Os novos tempos trazem novas formas de fazer livros? Sim! A mesa A geração incrível: protagonismo juvenil tecnologias e saúde mental comoveu quem assistia ao vivo pelo Youtube. Impulsionado pela obra Geração incrível - Um guia para ser livre e se divertir num mundo cheio de telas (Companhia das Letrinhas, 2026), de Jonathan Haidt, Catherine Price e Cynthia Yuan Cheng (com tradução de Lígia Azevedo), que acaba de ser lançada, o debate foi potente, nos deixando muito a refletir. O assunto era complexo: como conversar com pré-adolescentes e adolescentes não apenas sobre o tempo nas telas, mas sobre o uso responsável e saudável delas.

Gabi Tonelli, Claudia Alaminos, Damião Silva e Keka Reis debateram os caminhos para uma relação mais saudável com as telas - e como a literatura pode ser parte disso
Mediado pela editora Gabriela Tonelli, a conversa começou com a psicopedagoga Claudia Alaminos confessando que ter uma obra de Haidt (que sacudiu o mundo com o seu Geração Ansiosa) voltada ao público jovem a assustou a princípio. “Ele é um companheiro de viagem meu. Tem me ajudado muito nos meus aconselhamentos, nas minhas palestras. E quando eu vi a um livro para pré-adolescentes e adolescentes, confesso que me deu muito medo. Porque às vezes um livro para essa faixa etária é extremamente infantil e eles têm ‘alergia’ quando abrem. ‘Eu não vou ler isso aqui, né?’ (risos). Lido com adolescentes e eu sei bem. É muito a cara deles, é a linguagem deles. E eu acho que o o ponto que mais me chama atenção no livro, ao lê-lo e pensar na utilização dele pelos adolescentes e suas famílias, é que ele desloca a conversa do ponto “o adolescente é um problema, ou tem um grave problema no uso de telas” e ele passa dessa correção possível que se tem para um problema para colocar como o adolescente como parte da solução”, salientou a profissional.
A autora Keka Reis (de O dia em que minha vida mudou), outra convidada do debate, adorou o título da obra e da mesa, pois ela se identifica com essa perspectiva potente da adolescência. “Sinto que existe uma certa estigmatização quando a gente fala dessas gerações, né? A gente vê nas redes sociais ‘a geração Z isso, a geração alfa aquilo’. E aí o nome ‘incrível’ já chegou chegando (risos). Já chegou trazendo um certo brilho para eles. Sou escritora e roteirista, mas eu estudei psicanálise e sou muito da palavra, presto muita atenção nesses significados”, compartilha a artista.
Fez parte também da conversa o neuropsicólogo Damião Silva, que destacou o conceito de autonomia e tocou na questão polêmica da atitude de apenas proibir. “Geração Incrível, particularmente que eu acho muito relevante, é que ele desloca o foco da discussão de um campo moral ,centrado em proibir ou permitir, que eu acho que a gente vê o tempo todo bem polarizado, para um campo do desenvolvimento.
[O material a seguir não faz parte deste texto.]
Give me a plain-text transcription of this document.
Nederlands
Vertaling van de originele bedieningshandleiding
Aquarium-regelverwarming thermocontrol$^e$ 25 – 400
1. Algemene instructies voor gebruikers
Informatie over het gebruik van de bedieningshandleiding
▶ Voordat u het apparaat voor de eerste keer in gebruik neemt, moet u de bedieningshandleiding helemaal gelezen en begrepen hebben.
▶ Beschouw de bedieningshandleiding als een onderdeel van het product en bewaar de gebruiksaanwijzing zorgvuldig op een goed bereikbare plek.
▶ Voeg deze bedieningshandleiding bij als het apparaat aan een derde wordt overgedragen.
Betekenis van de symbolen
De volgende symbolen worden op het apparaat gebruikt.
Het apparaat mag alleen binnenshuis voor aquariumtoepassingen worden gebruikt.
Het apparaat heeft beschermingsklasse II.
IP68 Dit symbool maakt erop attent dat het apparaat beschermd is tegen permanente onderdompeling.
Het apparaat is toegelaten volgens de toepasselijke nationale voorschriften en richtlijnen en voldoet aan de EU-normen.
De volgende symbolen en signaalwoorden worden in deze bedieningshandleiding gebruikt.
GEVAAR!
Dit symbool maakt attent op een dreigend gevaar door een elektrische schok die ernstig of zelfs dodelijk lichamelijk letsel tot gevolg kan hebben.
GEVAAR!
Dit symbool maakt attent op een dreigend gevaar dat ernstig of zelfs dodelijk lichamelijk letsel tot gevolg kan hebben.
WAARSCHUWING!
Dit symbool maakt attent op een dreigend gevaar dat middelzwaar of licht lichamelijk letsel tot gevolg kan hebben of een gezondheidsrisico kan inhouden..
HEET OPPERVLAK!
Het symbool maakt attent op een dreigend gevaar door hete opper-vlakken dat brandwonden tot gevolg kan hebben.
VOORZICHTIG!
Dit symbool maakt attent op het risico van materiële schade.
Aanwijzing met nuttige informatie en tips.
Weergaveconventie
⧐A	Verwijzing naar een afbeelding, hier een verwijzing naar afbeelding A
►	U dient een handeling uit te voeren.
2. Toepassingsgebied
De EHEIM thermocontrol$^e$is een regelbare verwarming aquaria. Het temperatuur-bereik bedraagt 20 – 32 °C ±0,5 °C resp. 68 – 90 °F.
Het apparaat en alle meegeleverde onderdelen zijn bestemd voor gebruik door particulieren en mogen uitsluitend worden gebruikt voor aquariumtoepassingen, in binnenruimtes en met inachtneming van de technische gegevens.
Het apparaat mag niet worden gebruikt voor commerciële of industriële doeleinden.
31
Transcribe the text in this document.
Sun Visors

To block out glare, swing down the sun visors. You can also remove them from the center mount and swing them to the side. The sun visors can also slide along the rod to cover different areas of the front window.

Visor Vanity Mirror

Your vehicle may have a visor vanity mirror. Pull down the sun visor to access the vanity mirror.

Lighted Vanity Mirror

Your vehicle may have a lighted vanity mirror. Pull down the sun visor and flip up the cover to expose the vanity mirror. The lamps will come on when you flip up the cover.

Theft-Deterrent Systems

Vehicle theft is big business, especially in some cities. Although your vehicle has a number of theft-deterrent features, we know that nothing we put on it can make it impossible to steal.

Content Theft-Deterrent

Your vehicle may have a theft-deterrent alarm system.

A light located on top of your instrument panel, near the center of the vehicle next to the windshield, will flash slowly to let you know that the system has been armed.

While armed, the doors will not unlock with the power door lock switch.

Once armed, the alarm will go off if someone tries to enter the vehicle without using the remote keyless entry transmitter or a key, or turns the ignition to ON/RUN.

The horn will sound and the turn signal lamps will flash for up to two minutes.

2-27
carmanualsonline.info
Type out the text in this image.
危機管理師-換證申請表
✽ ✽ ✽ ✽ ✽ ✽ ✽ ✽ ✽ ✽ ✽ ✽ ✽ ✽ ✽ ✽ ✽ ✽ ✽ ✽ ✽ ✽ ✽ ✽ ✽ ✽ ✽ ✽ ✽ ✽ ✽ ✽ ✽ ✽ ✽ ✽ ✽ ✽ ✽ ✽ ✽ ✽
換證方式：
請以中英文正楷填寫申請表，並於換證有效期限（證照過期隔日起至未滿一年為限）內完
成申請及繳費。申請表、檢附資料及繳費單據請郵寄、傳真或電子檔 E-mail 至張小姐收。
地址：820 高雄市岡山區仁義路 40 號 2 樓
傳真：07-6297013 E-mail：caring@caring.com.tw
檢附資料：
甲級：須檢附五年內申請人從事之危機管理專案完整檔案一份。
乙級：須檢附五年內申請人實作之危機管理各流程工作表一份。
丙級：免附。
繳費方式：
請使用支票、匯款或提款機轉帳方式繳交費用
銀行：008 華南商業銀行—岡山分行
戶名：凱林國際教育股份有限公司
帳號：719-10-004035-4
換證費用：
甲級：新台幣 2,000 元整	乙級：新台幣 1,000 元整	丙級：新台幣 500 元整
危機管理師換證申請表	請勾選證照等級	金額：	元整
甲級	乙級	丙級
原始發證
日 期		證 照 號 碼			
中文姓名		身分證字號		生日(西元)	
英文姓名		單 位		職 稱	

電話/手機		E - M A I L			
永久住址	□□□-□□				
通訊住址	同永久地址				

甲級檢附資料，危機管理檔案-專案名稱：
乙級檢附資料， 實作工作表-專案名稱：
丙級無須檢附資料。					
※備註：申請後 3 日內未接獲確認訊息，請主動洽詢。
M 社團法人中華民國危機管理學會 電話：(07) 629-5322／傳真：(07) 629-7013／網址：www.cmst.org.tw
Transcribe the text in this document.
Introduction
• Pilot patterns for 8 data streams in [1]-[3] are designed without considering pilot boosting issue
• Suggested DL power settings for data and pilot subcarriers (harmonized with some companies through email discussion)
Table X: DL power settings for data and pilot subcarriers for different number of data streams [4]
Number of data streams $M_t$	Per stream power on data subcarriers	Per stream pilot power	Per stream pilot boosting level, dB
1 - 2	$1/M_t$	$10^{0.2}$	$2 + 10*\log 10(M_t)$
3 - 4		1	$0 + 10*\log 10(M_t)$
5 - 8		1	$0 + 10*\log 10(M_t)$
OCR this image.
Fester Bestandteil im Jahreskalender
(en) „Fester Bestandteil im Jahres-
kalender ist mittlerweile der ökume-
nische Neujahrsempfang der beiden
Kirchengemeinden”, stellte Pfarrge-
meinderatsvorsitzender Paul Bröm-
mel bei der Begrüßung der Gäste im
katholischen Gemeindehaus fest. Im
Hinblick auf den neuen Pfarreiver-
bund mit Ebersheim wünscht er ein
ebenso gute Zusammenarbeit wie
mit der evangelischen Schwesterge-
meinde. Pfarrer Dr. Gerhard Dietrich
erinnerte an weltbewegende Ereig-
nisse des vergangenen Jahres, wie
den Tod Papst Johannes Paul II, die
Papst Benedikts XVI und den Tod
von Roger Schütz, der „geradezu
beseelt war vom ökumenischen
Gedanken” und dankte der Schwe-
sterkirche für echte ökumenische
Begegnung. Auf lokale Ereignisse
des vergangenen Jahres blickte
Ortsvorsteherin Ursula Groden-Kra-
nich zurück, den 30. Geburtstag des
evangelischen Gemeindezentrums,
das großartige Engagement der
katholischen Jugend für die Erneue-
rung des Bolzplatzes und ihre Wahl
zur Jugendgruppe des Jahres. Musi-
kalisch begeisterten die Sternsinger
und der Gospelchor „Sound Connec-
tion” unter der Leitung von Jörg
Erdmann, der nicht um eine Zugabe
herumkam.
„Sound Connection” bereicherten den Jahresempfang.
Ou seja, a questão deixa de ser ‘pode ou não pode usar’ e passa a ser como esse jovem está se construindo na relação com a tecnologia”, pontuou.
Diversidade no centro de tudo
Outra questão central dos debates entre livro, leitura, educação e escola é a diversidade. Para além dos cuidados por uma educação antirracista, o preconceito em relação às questões de gênero e sexualidade estão entrando cada vez mais cedo e de forma mais ampla no dia a dia escolar. É preciso cuidar, é preciso conversar. Ä gente vê que os livros para jovens com a temática das descobertas dos primeiros amores e da própria sexualidade são praticamente o tema dos principais livros para jovens no mundo todo”, lembra Rafaela Deiab. “Só que são assuntos que não entram dentro da escola, que acabam sendo um tabu, ao mesmo tempo que a gente escuta o relato dos educadores, que esse é o principal foco de violência dentro da escola.” Esta contradição está no cerne e é imensa a importância de encontrar formas de abordar o assunto. “Quanto a literatura é um caminho para a gente conseguir tratar do assunto, conversar sobre mediar posicionamentos e descobertas”, diz Rafaela e apontando também a confirmação da linguagem em quadrinhos para o público jovem ou em transição da infância.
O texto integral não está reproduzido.